I’m a complete flash hater, but the point remains – the moment you use flash people will instantly become aware of your presence.
3. Use telephoto lenses
By using telephoto lenses you are able to become invisible without your subject noticing, any lens that goes up to 200-300mm is ideal.
4. Have your camera settings set – use a large aperture.
If you already have your camera settings ready, you will be able to shoot away. Ideally have your aperture set to f6 or 8 which should enable you to have lots of your subject in focus.
5. Take lots of pictures
This kind of goes without saying but the more pictures you take, the more likely you are to get a great shot. You can potentially put your camera on burst mode which will help, but make sure you have lots of spare memory cards as this will hog memory like no tomorrow.
6. Have minimum equipment on you:
To summarise: The less bulky you are (and the less equipment you are carrying) the less likely you are to be noticed.
7. Move away when noticed then come back
If you point your camera at a subject and they notice you, a good technique is to move away pretend you have your shot then come back when they are distracted again.
8. Anticipate the moment and position
You will get much better at this with time, but always try to anticipate the moment before it happens and be ready.
9. Photograph groups
Photographing groups of people talking is the perfect opportunity, firstly your subjects are distracted, but it also will create an interesting dynamic for your images.
All photographs by me – candidweddingphotography.co.uk
2 Replies to “9 Candid Wedding Photography Tips”
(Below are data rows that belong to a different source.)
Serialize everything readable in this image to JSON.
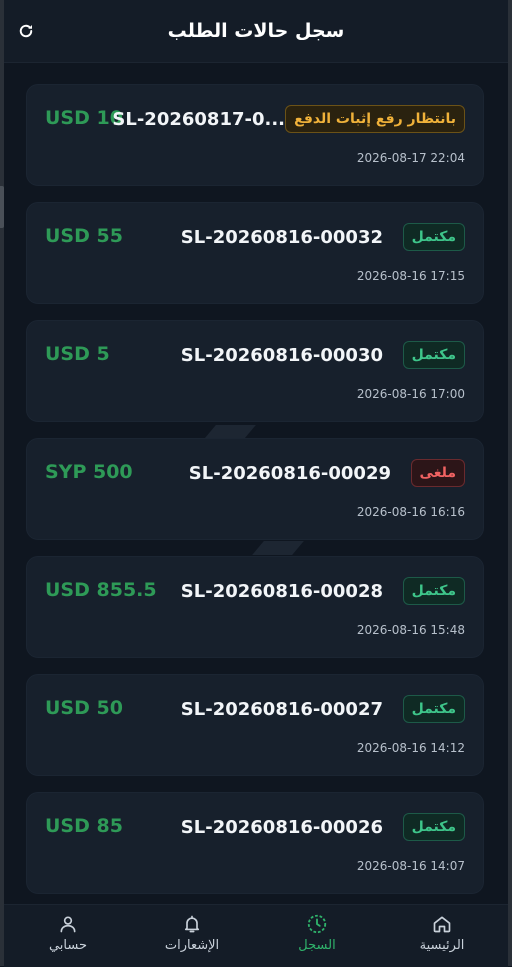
{
  "header": {
    "title": "سجل حالات الطلب",
    "refresh_icon": "refresh-icon"
  },
  "colors": {
    "background": "#0f1620",
    "card": "#17202c",
    "amount": "#2e9a57",
    "status_done": "#3ec58a",
    "status_pending": "#f0b23a",
    "status_cancelled": "#f06262",
    "nav_active": "#2fb36b"
  },
  "orders": [
    {
      "status": "بانتظار رفع إثبات الدفع",
      "status_type": "pending",
      "id": "SL-20260817-0...",
      "amount": "USD 10",
      "time": "2026-08-17 22:04"
    },
    {
      "status": "مكتمل",
      "status_type": "done",
      "id": "SL-20260816-00032",
      "amount": "USD 55",
      "time": "2026-08-16 17:15"
    },
    {
      "status": "مكتمل",
      "status_type": "done",
      "id": "SL-20260816-00030",
      "amount": "USD 5",
      "time": "2026-08-16 17:00"
    },
    {
      "status": "ملغى",
      "status_type": "cancel",
      "id": "SL-20260816-00029",
      "amount": "SYP 500",
      "time": "2026-08-16 16:16"
    },
    {
      "status": "مكتمل",
      "status_type": "done",
      "id": "SL-20260816-00028",
      "amount": "USD 855.5",
      "time": "2026-08-16 15:48"
    },
    {
      "status": "مكتمل",
      "status_type": "done",
      "id": "SL-20260816-00027",
      "amount": "USD 50",
      "time": "2026-08-16 14:12"
    },
    {
      "status": "مكتمل",
      "status_type": "done",
      "id": "SL-20260816-00026",
      "amount": "USD 85",
      "time": "2026-08-16 14:07"
    }
  ],
  "nav": {
    "home": {
      "label": "الرئيسية",
      "icon": "home-icon"
    },
    "history": {
      "label": "السجل",
      "icon": "clock-icon",
      "active": true
    },
    "notifications": {
      "label": "الإشعارات",
      "icon": "bell-icon"
    },
    "account": {
      "label": "حسابي",
      "icon": "user-icon"
    }
  }
}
I did much wedding photography years ago, my boss restarted with black and white and used hot flash bulbs. Patrons were usually very important. I started with Graflex XL with portrait 220 roll film, powerful flash, heavy battery, and mostly candies. Many stories. 8 x 10s were snap shots. Usually pre set distances so I didn’t lose a shot with time lost focusing. An excellent camera for speed and silence was the Rolleiflex, I don’t think I could use most digital cameras for the needed speed.
Pardon the many errors of the OS, for example, “candies” was typed “candids,” “restarted” was typed “started,” etc.